= Sandy Run, South Carolina =

Unincorporated community in South Carolina, US

Sandy Run is an unincorporated community in Calhoun County, South Carolina, United States. Its elevation is 154 feet (47 m).
Sandy Run is best known for hosting the United States Marine Corps semi-annual Mud Run. Sandy Run is named after a local stream, Sandy Run, which flows through Sandy Run and neighboring communities, Gaston and Swansea which flows into the Congaree River. Those who live in Sandy Run have a Gaston or Swansea address.

The William Baker House was listed in the National Register of Historic Places in 1978. William T. Sherman may have slept there in February 1865.

Sandy Run is home of the USMC Mud Run, held annually.

==Economy==

Sandy Run is home to many large corporations such as DAK Americas, Eastman Chemical, Starbucks, Devro Inc., Stier Supply and Fitts Company. It is also home to a local and fast growing ammunition manufacturing company, Sandy Run Arms & Ammo.

Sandy Run has in its core several small local businesses including Sandy Run Exterminating, Sandy Run Florist, Katie's Sandwich Shop, and Sprinkles & Splits.

==Development==

Recently (May, 2019) Sandy Run has gone through a major development overhaul.

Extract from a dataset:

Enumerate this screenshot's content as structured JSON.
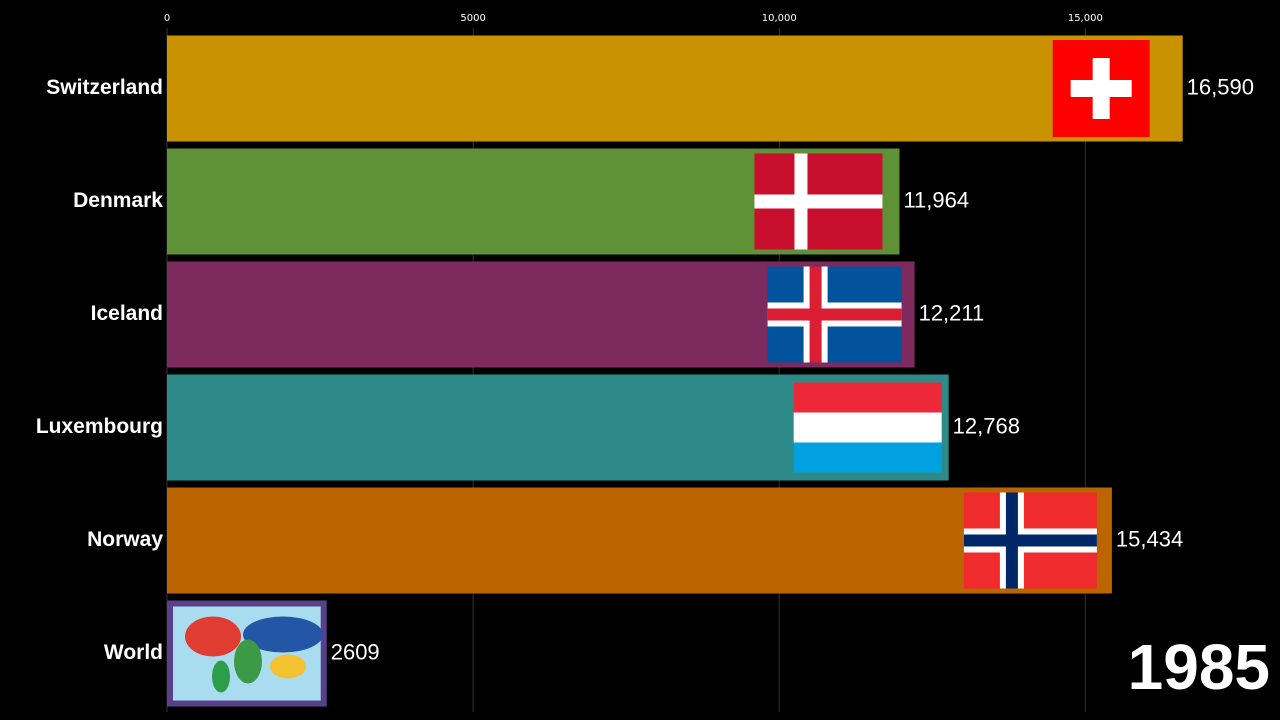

A feasibility study outlined 3 possible scenarios for future land development. As of November, 2019 most of the construction has been completed, which includes road improvements, zoning, and the construction of several factories.

==Transportation==
During lane reversals (during Hurricane evacuations) Sandy Run sees detour traffic from the busy interstate I-26.